Investigada por fraude em licitação, produtora de filme sobre Bolsonaro é alvo de operação da PF

Karina Gama, responsável pelo filme Dark Horse, é investigada por suspeita de fraude em contrato de Wi-Fi com a Prefeitura de São Paulo; PF cumpriu 49 mandados de busca e apreensão.

Foto: Reprodução
Raphael Nogueira Felix
10 de setembro de 202610:36
Atualizado agora há pouco às 13:36

A Polícia Federal deflagrou nesta quinta-feira (10/9) uma operação com 49 mandados de busca e apreensão contra um suposto esquema de desvio de recursos públicos oriundos de emendas parlamentares. Entre os alvos está Karina Gama, produtora do filme Dark Horse, que também é investigada por suspeita de fraude em licitação na Prefeitura de São Paulo.

Os mandados foram expedidos pelo Supremo Tribunal Federal e cumpridos em endereços ligados a empresas de Karina, como o Instituto Conhecer Brasil (ICB) e a Academia Nacional de Cultura (ANC), localizados em São Paulo e em outros pontos do Rio de Janeiro, Ceará e Distrito Federal. O deputado federal e candidato à reeleição Mário Frias (PL-SP) também é alvo da operação.

De acordo com as investigações, há indícios de uma organização criminosa composta por agentes públicos e privados que teria direcionado parte dos recursos recebidos para empresas subcontratadas de forma irregular, sem comprovação da efetiva prestação dos serviços.

A apuração em São Paulo envolve um contrato firmado entre a Secretaria Municipal de Inovação e Tecnologia (SMIT) e o ICB para instalação e manutenção de pontos de internet em comunidades periféricas da capital.

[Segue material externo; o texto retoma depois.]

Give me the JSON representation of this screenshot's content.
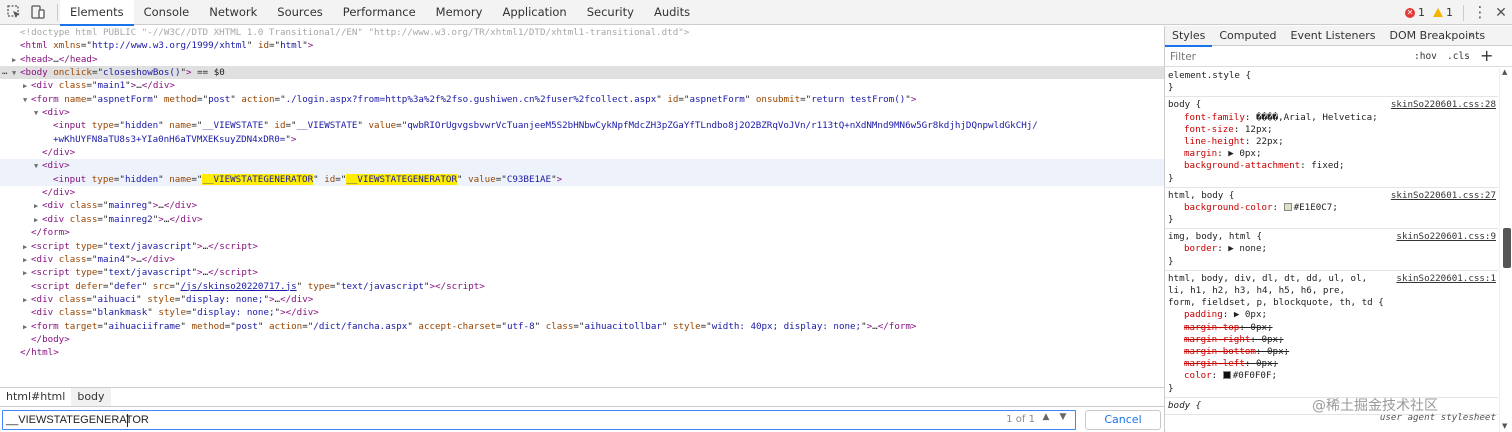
{
  "toolbar": {
    "tabs": [
      "Elements",
      "Console",
      "Network",
      "Sources",
      "Performance",
      "Memory",
      "Application",
      "Security",
      "Audits"
    ],
    "active_tab": "Elements",
    "error_count": "1",
    "warning_count": "1"
  },
  "dom_lines": [
    {
      "indent": 0,
      "tri": "",
      "html": "<span class='cm'>&lt;!doctype html PUBLIC \"-//W3C//DTD XHTML 1.0 Transitional//EN\" \"http://www.w3.org/TR/xhtml1/DTD/xhtml1-transitional.dtd\"&gt;</span>"
    },
    {
      "indent": 0,
      "tri": "",
      "html": "<span class='tn'>&lt;html</span> <span class='an'>xmlns</span>=\"<span class='av'>http://www.w3.org/1999/xhtml</span>\" <span class='an'>id</span>=\"<span class='av'>html</span>\"<span class='tn'>&gt;</span>"
    },
    {
      "indent": 0,
      "tri": "▶",
      "html": "<span class='tn'>&lt;head&gt;</span>…<span class='tn'>&lt;/head&gt;</span>"
    },
    {
      "indent": 0,
      "tri": "▼",
      "sel": true,
      "html": "<span class='tn'>&lt;body</span> <span class='an'>onclick</span>=\"<span class='av'>closeshowBos()</span>\"<span class='tn'>&gt;</span> == $0"
    },
    {
      "indent": 1,
      "tri": "▶",
      "html": "<span class='tn'>&lt;div</span> <span class='an'>class</span>=\"<span class='av'>main1</span>\"<span class='tn'>&gt;</span>…<span class='tn'>&lt;/div&gt;</span>"
    },
    {
      "indent": 1,
      "tri": "▼",
      "html": "<span class='tn'>&lt;form</span> <span class='an'>name</span>=\"<span class='av'>aspnetForm</span>\" <span class='an'>method</span>=\"<span class='av'>post</span>\" <span class='an'>action</span>=\"<span class='av'>./login.aspx?from=http%3a%2f%2fso.gushiwen.cn%2fuser%2fcollect.aspx</span>\" <span class='an'>id</span>=\"<span class='av'>aspnetForm</span>\" <span class='an'>onsubmit</span>=\"<span class='av'>return testFrom()</span>\"<span class='tn'>&gt;</span>"
    },
    {
      "indent": 2,
      "tri": "▼",
      "html": "<span class='tn'>&lt;div&gt;</span>"
    },
    {
      "indent": 3,
      "tri": "",
      "html": "<span class='tn'>&lt;input</span> <span class='an'>type</span>=\"<span class='av'>hidden</span>\" <span class='an'>name</span>=\"<span class='av'>__VIEWSTATE</span>\" <span class='an'>id</span>=\"<span class='av'>__VIEWSTATE</span>\" <span class='an'>value</span>=\"<span class='av'>qwbRIOrUgvgsbvwrVcTuanjeeM5S2bHNbwCykNpfMdcZH3pZGaYfTLndbo8j2O2BZRqVoJVn/r113tQ+nXdNMnd9MN6w5Gr8kdjhjDQnpwldGkCHj/</span>"
    },
    {
      "indent": 3,
      "tri": "",
      "html": "<span class='av'>+wKhUYFN8aTU8s3+YIa0nH6aTVMXEKsuyZDN4xDR0=</span>\"<span class='tn'>&gt;</span>"
    },
    {
      "indent": 2,
      "tri": "",
      "html": "<span class='tn'>&lt;/div&gt;</span>"
    },
    {
      "indent": 2,
      "tri": "▼",
      "hl": true,
      "html": "<span class='tn'>&lt;div&gt;</span>"
    },
    {
      "indent": 3,
      "tri": "",
      "hl": true,
      "html": "<span class='tn'>&lt;input</span> <span class='an'>type</span>=\"<span class='av'>hidden</span>\" <span class='an'>name</span>=\"<span class='av hlt'>__VIEWSTATEGENERATOR</span>\" <span class='an'>id</span>=\"<span class='av hlt'>__VIEWSTATEGENERATOR</span>\" <span class='an'>value</span>=\"<span class='av'>C93BE1AE</span>\"<span class='tn'>&gt;</span>"
    },
    {
      "indent": 2,
      "tri": "",
      "html": "<span class='tn'>&lt;/div&gt;</span>"
    },
    {
      "indent": 2,
      "tri": "▶",
      "html": "<span class='tn'>&lt;div</span> <span class='an'>class</span>=\"<span class='av'>mainreg</span>\"<span class='tn'>&gt;</span>…<span class='tn'>&lt;/div&gt;</span>"
    },
    {
      "indent": 2,
      "tri": "▶",
      "html": "<span class='tn'>&lt;div</span> <span class='an'>class</span>=\"<span class='av'>mainreg2</span>\"<span class='tn'>&gt;</span>…<span class='tn'>&lt;/div&gt;</span>"
    },
    {
      "indent": 1,
      "tri": "",
      "html": "<span class='tn'>&lt;/form&gt;</span>"
    },
    {
      "indent": 1,
      "tri": "▶",
      "html": "<span class='tn'>&lt;script</span> <span class='an'>type</span>=\"<span class='av'>text/javascript</span>\"<span class='tn'>&gt;</span>…<span class='tn'>&lt;/script&gt;</span>"
    },
    {
      "indent": 1,
      "tri": "▶",
      "html": "<span class='tn'>&lt;div</span> <span class='an'>class</span>=\"<span class='av'>main4</span>\"<span class='tn'>&gt;</span>…<span class='tn'>&lt;/div&gt;</span>"
    },
    {
      "indent": 1,
      "tri": "▶",
      "html": "<span class='tn'>&lt;script</span> <span class='an'>type</span>=\"<span class='av'>text/javascript</span>\"<span class='tn'>&gt;</span>…<span class='tn'>&lt;/script&gt;</span>"
    },
    {
      "indent": 1,
      "tri": "",
      "html": "<span class='tn'>&lt;script</span> <span class='an'>defer</span>=\"<span class='av'>defer</span>\" <span class='an'>src</span>=\"<span class='lnk'>/js/skinso20220717.js</span>\" <span class='an'>type</span>=\"<span class='av'>text/javascript</span>\"<span class='tn'>&gt;&lt;/script&gt;</span>"
    },
    {
      "indent": 1,
      "tri": "▶",
      "html": "<span class='tn'>&lt;div</span> <span class='an'>class</span>=\"<span class='av'>aihuaci</span>\" <span class='an'>style</span>=\"<span class='av'>display: none;</span>\"<span class='tn'>&gt;</span>…<span class='tn'>&lt;/div&gt;</span>"
    },
    {
      "indent": 1,
      "tri": "",
      "html": "<span class='tn'>&lt;div</span> <span class='an'>class</span>=\"<span class='av'>blankmask</span>\" <span class='an'>style</span>=\"<span class='av'>display: none;</span>\"<span class='tn'>&gt;&lt;/div&gt;</span>"
    },
    {
      "indent": 1,
      "tri": "▶",
      "html": "<span class='tn'>&lt;form</span> <span class='an'>target</span>=\"<span class='av'>aihuaciiframe</span>\" <span class='an'>method</span>=\"<span class='av'>post</span>\" <span class='an'>action</span>=\"<span class='av'>/dict/fancha.aspx</span>\" <span class='an'>accept-charset</span>=\"<span class='av'>utf-8</span>\" <span class='an'>class</span>=\"<span class='av'>aihuacitollbar</span>\" <span class='an'>style</span>=\"<span class='av'>width: 40px; display: none;</span>\"<span class='tn'>&gt;</span>…<span class='tn'>&lt;/form&gt;</span>"
    },
    {
      "indent": 1,
      "tri": "",
      "html": "<span class='tn'>&lt;/body&gt;</span>"
    },
    {
      "indent": 0,
      "tri": "",
      "html": "<span class='tn'>&lt;/html&gt;</span>"
    }
  ],
  "breadcrumbs": [
    "html#html",
    "body"
  ],
  "search": {
    "value": "__VIEWSTATEGENERATOR",
    "count": "1 of 1",
    "cancel_label": "Cancel"
  },
  "sidebar": {
    "tabs": [
      "Styles",
      "Computed",
      "Event Listeners",
      "DOM Breakpoints"
    ],
    "active_tab": "Styles",
    "filter_placeholder": "Filter",
    "hov_label": ":hov",
    "cls_label": ".cls",
    "add_label": "+"
  },
  "rules": [
    {
      "selector": "element.style {",
      "source": "",
      "props": [],
      "close": "}"
    },
    {
      "selector": "body {",
      "source": "skinSo220601.css:28",
      "props": [
        {
          "name": "font-family",
          "value": "����,Arial, Helvetica;"
        },
        {
          "name": "font-size",
          "value": "12px;"
        },
        {
          "name": "line-height",
          "value": "22px;"
        },
        {
          "name": "margin",
          "value": "▶ 0px;"
        },
        {
          "name": "background-attachment",
          "value": "fixed;"
        }
      ],
      "close": "}"
    },
    {
      "selector": "html, body {",
      "source": "skinSo220601.css:27",
      "props": [
        {
          "name": "background-color",
          "value": "#E1E0C7;",
          "swatch": "#E1E0C7"
        }
      ],
      "close": "}"
    },
    {
      "selector": "img, body, html {",
      "source": "skinSo220601.css:9",
      "props": [
        {
          "name": "border",
          "value": "▶ none;"
        }
      ],
      "close": "}"
    },
    {
      "selector": "html, body, div, dl, dt, dd, ul, ol,",
      "selector2": "li, h1, h2, h3, h4, h5, h6, pre,",
      "selector3": "form, fieldset, p, blockquote, th, td {",
      "source": "skinSo220601.css:1",
      "props": [
        {
          "name": "padding",
          "value": "▶ 0px;"
        },
        {
          "name": "margin-top",
          "value": "0px;",
          "strike": true
        },
        {
          "name": "margin-right",
          "value": "0px;",
          "strike": true
        },
        {
          "name": "margin-bottom",
          "value": "0px;",
          "strike": true
        },
        {
          "name": "margin-left",
          "value": "0px;",
          "strike": true
        },
        {
          "name": "color",
          "value": "#0F0F0F;",
          "swatch": "#0F0F0F"
        }
      ],
      "close": "}"
    },
    {
      "selector": "body {",
      "source": "user agent stylesheet",
      "ua": true,
      "props": [],
      "close": ""
    }
  ],
  "watermark": "@稀土掘金技术社区"
}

Segundo o Metrópoles, a gestão do prefeito Ricardo Nunes informou ter pago R$ 114 milhões ao instituto pelo serviço.

As autoridades apontam uma série de falhas consideradas graves no termo de colaboração. Uma delas é a falta de capacidade técnica: o chamamento público para fornecimento de Wi-Fi teria tido a participação exclusiva do ICB, entidade sem experiência no setor de telecomunicações e com atuação anterior apenas em feiras de livros e eventos religiosos.

Outro ponto destacado é o superfaturamento. Enquanto a empresa pública Prodam cobrava R$ 306 pela manutenção mensal por ponto, o acordo com o ICB estipulou o pagamento de R$ 1.800 fixos por ponto, valor considerado injustificadamente superior aos parâmetros de mercado.

A investigação também aponta descumprimento de metas e fraudes em aditivos contratuais. A entidade teria instalado apenas 3.200 dos 5.000 pontos previstos. Para ocultar a demora, foram celebrados três termos aditivos em intervalos de poucos dias.

Além disso, a administração municipal teria realizado a antecipação de R$ 26 milhões sem a devida comprovação dos serviços, o que configura, segundo os investigadores, pagamento indevido e antecipado.

Em junho deste ano, Karina Gama já havia sido alvo da Operação Wi-Fi Livre, que apurava se parte da produção cinematográfica do filme Dark Horse teria sido financiada por meio do contrato público firmado entre a ONG e a Prefeitura da capital.

Procurada, a defesa de Karina Gama e os demais citados não se manifestaram até a publicação desta matéria. O espaço segue aberto para eventuais esclarecimentos.